La vita la sié fatta ‘nə zuffùnnə
dendrə a ‘ssa nottə nera senza juòrnə.
La talpa
Che cosa fai sotto questa terra
che vai scavando priva di occhi e luce
senza conoscere cos’è pace e guerra
affaticandoti senza mai riposo
Oh! Quanti buchi nel mezzo del prato
da dove ti viene questa fantasia
scavando avanti e dietro
sperando di trovare la giusta via
Forse perché non sai che sopra l’erba
nascono fiori e salta il cardellino
e frusciando, la coccinella
apre le ali e canta insieme a quello
O forse perché uscendo in Primavera
hai visto questo cielo cupo e nero
e sotto questa terra scura e avara
ti sei ficcata chiudendoti in te stessa
E scavi, scavi e scavi
E più ti affondi.
E più l’oscurità ti avvolge.
La vita l’hai passata costringendola
dentro una notte cupa, ignorando il giorno.

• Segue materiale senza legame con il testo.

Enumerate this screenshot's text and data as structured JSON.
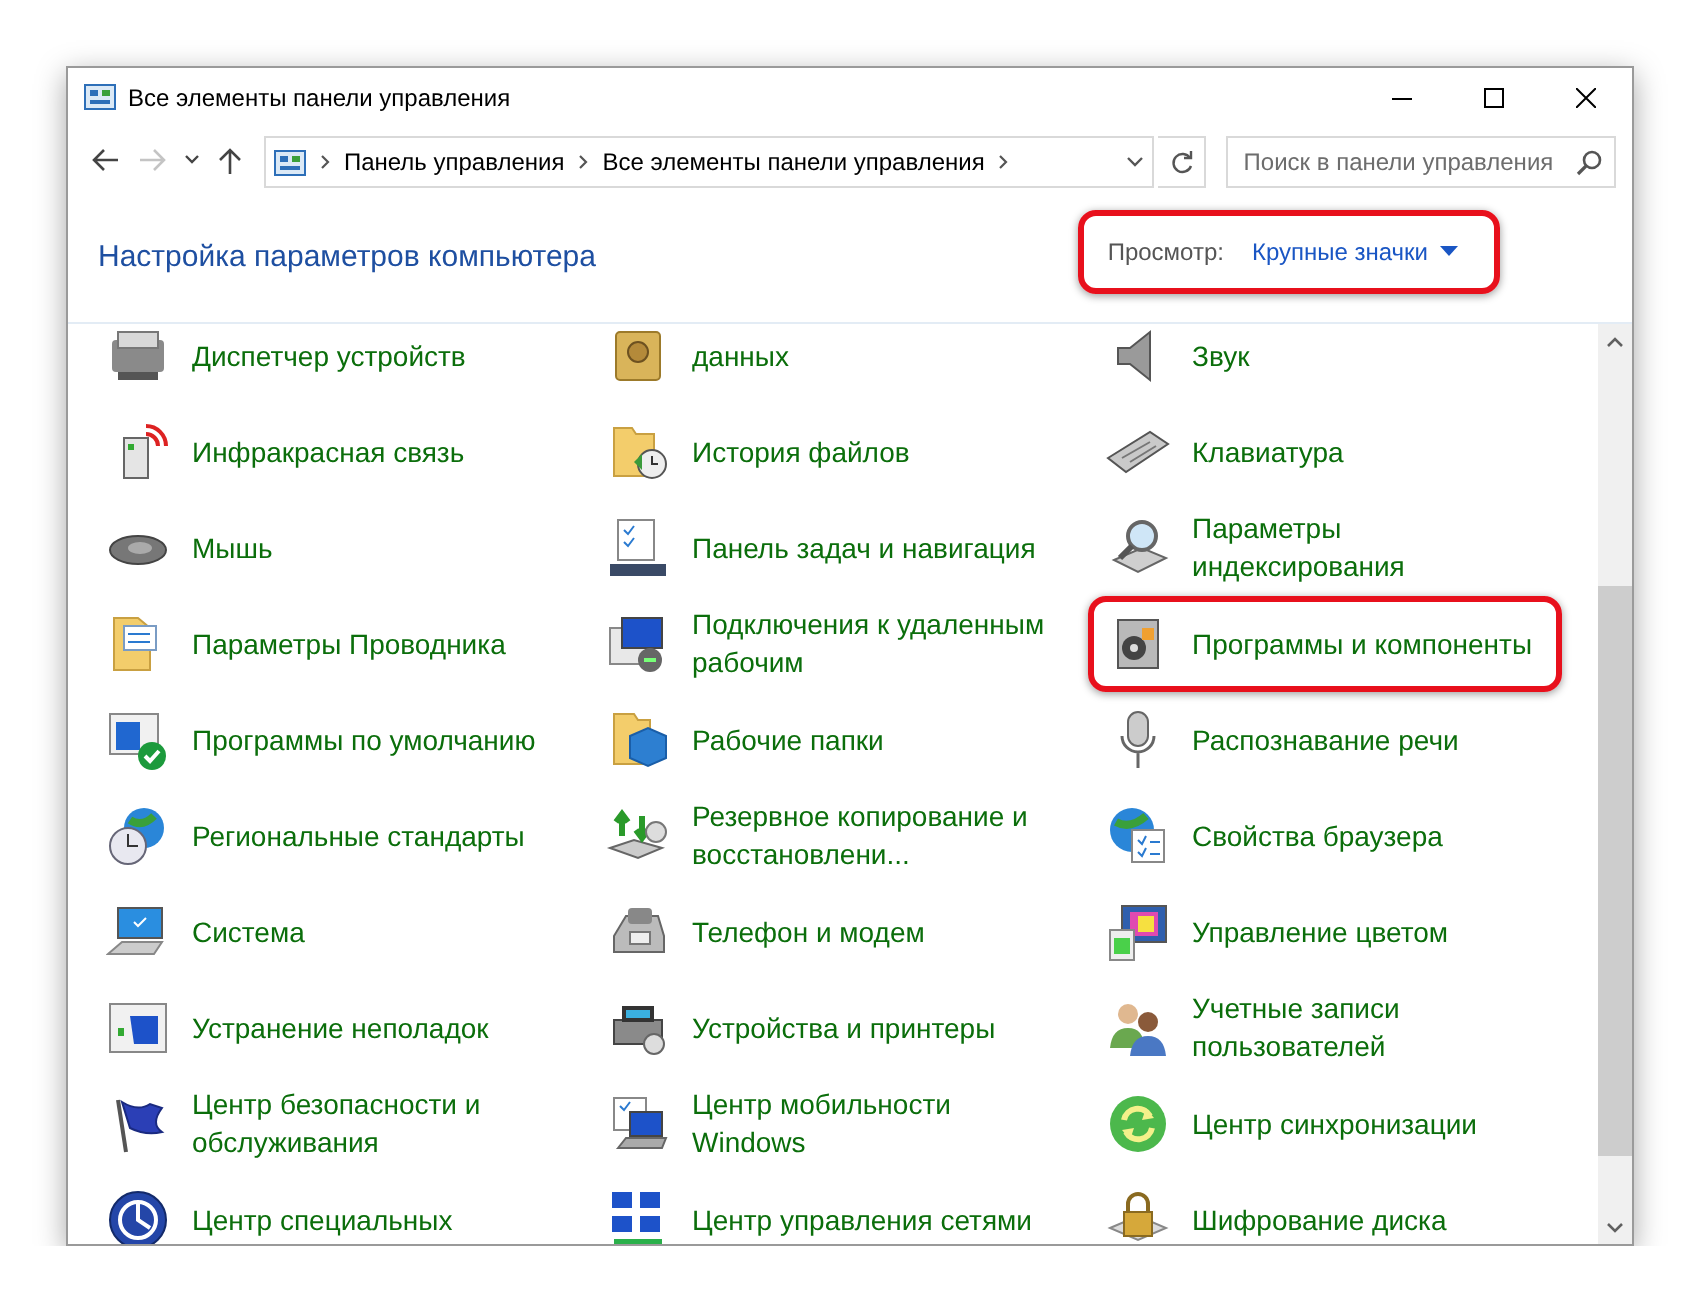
{
  "window": {
    "title": "Все элементы панели управления"
  },
  "nav_buttons": [
    {
      "kind": "back",
      "disabled": false
    },
    {
      "kind": "forward",
      "disabled": true
    },
    {
      "kind": "recent",
      "disabled": false
    },
    {
      "kind": "up",
      "disabled": false
    }
  ],
  "address": {
    "breadcrumbs": [
      "Панель управления",
      "Все элементы панели управления"
    ]
  },
  "search": {
    "placeholder": "Поиск в панели управления"
  },
  "header": {
    "title": "Настройка параметров компьютера",
    "view_label": "Просмотр:",
    "view_value": "Крупные значки",
    "highlighted": true
  },
  "items": [
    {
      "label": "Диспетчер устройств",
      "highlighted": false
    },
    {
      "label": "данных",
      "highlighted": false
    },
    {
      "label": "Звук",
      "highlighted": false
    },
    {
      "label": "Инфракрасная связь",
      "highlighted": false
    },
    {
      "label": "История файлов",
      "highlighted": false
    },
    {
      "label": "Клавиатура",
      "highlighted": false
    },
    {
      "label": "Мышь",
      "highlighted": false
    },
    {
      "label": "Панель задач и навигация",
      "highlighted": false
    },
    {
      "label": "Параметры индексирования",
      "highlighted": false
    },
    {
      "label": "Параметры Проводника",
      "highlighted": false
    },
    {
      "label": "Подключения к удаленным рабочим",
      "highlighted": false
    },
    {
      "label": "Программы и компоненты",
      "highlighted": true
    },
    {
      "label": "Программы по умолчанию",
      "highlighted": false
    },
    {
      "label": "Рабочие папки",
      "highlighted": false
    },
    {
      "label": "Распознавание речи",
      "highlighted": false
    },
    {
      "label": "Региональные стандарты",
      "highlighted": false
    },
    {
      "label": "Резервное копирование и восстановлени...",
      "highlighted": false
    },
    {
      "label": "Свойства браузера",
      "highlighted": false
    },
    {
      "label": "Система",
      "highlighted": false
    },
    {
      "label": "Телефон и модем",
      "highlighted": false
    },
    {
      "label": "Управление цветом",
      "highlighted": false
    },
    {
      "label": "Устранение неполадок",
      "highlighted": false
    },
    {
      "label": "Устройства и принтеры",
      "highlighted": false
    },
    {
      "label": "Учетные записи пользователей",
      "highlighted": false
    },
    {
      "label": "Центр безопасности и обслуживания",
      "highlighted": false
    },
    {
      "label": "Центр мобильности Windows",
      "highlighted": false
    },
    {
      "label": "Центр синхронизации",
      "highlighted": false
    },
    {
      "label": "Центр специальных",
      "highlighted": false
    },
    {
      "label": "Центр управления сетями",
      "highlighted": false
    },
    {
      "label": "Шифрование диска",
      "highlighted": false
    }
  ]
}
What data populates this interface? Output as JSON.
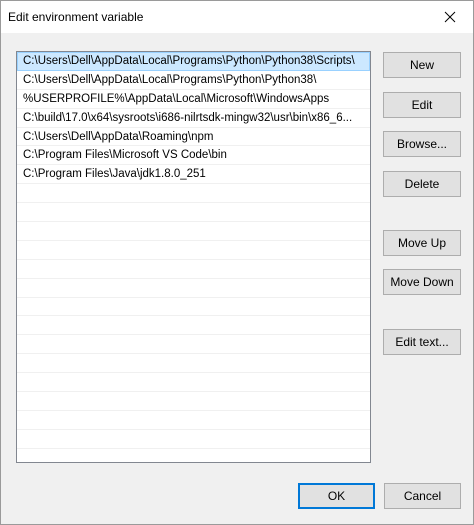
{
  "dialog": {
    "title": "Edit environment variable"
  },
  "paths": {
    "items": [
      {
        "text": "C:\\Users\\Dell\\AppData\\Local\\Programs\\Python\\Python38\\Scripts\\",
        "selected": true
      },
      {
        "text": "C:\\Users\\Dell\\AppData\\Local\\Programs\\Python\\Python38\\",
        "selected": false
      },
      {
        "text": "%USERPROFILE%\\AppData\\Local\\Microsoft\\WindowsApps",
        "selected": false
      },
      {
        "text": "C:\\build\\17.0\\x64\\sysroots\\i686-nilrtsdk-mingw32\\usr\\bin\\x86_6...",
        "selected": false
      },
      {
        "text": "C:\\Users\\Dell\\AppData\\Roaming\\npm",
        "selected": false
      },
      {
        "text": "C:\\Program Files\\Microsoft VS Code\\bin",
        "selected": false
      },
      {
        "text": "C:\\Program Files\\Java\\jdk1.8.0_251",
        "selected": false
      }
    ]
  },
  "buttons": {
    "new": "New",
    "edit": "Edit",
    "browse": "Browse...",
    "delete": "Delete",
    "move_up": "Move Up",
    "move_down": "Move Down",
    "edit_text": "Edit text...",
    "ok": "OK",
    "cancel": "Cancel"
  },
  "colors": {
    "selection": "#cce8ff",
    "default_button_border": "#0078d7",
    "button_face": "#e1e1e1",
    "window_background": "#f0f0f0"
  }
}
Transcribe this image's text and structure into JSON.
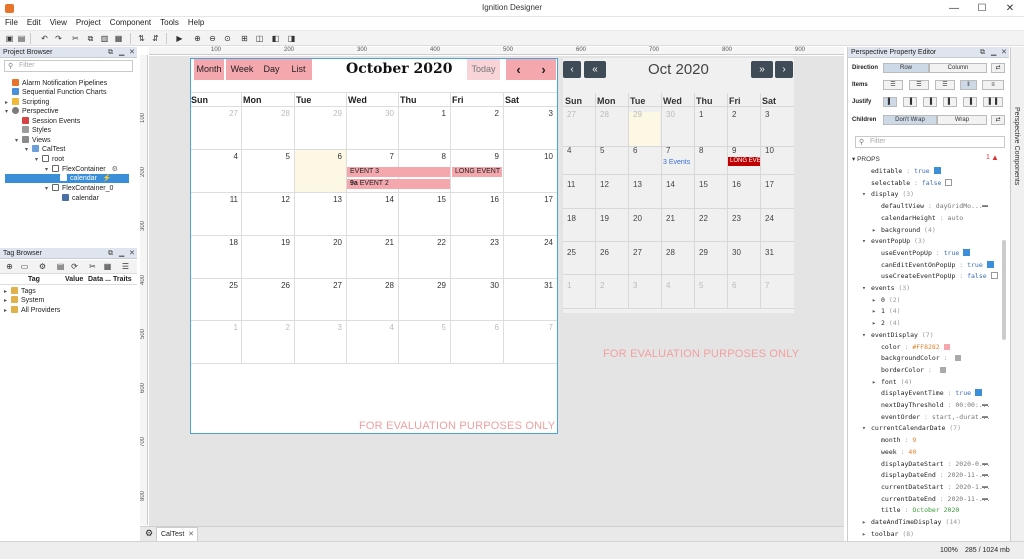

Commento alla poesia di Leonardo Tilli [2]
Si diceva che lo “struzzo” metteva la testa sotto la sabbia, … per non vedere …, con gli annessi maldicenti riferimenti a comportamenti non corretti di alcuni individui.
Ma lo struzzo e la talpa, seguono, per istinto, ciò che la loro natura, le loro abitudini, le loro strategie di sopravvivenza li spinge a fare. Il loro comportamento è quello, è identico in tutte le latitudini, sembra che non vi siano state evoluzioni dissimili.
Ma, la “poesia”, in genere, trasfigura la realtà, o meglio, il poeta si serve spesso di una certa realtà concreta, per riferirsi ad altro, talvolta, senza esplicitarlo …
Altre volte invece il poeta dice, o fa capire, a cosa vuole riferirsi, e altre volte ancora, vuole esprimere solamente quello che noi leggiamo, senza riferimenti, senza allegorie …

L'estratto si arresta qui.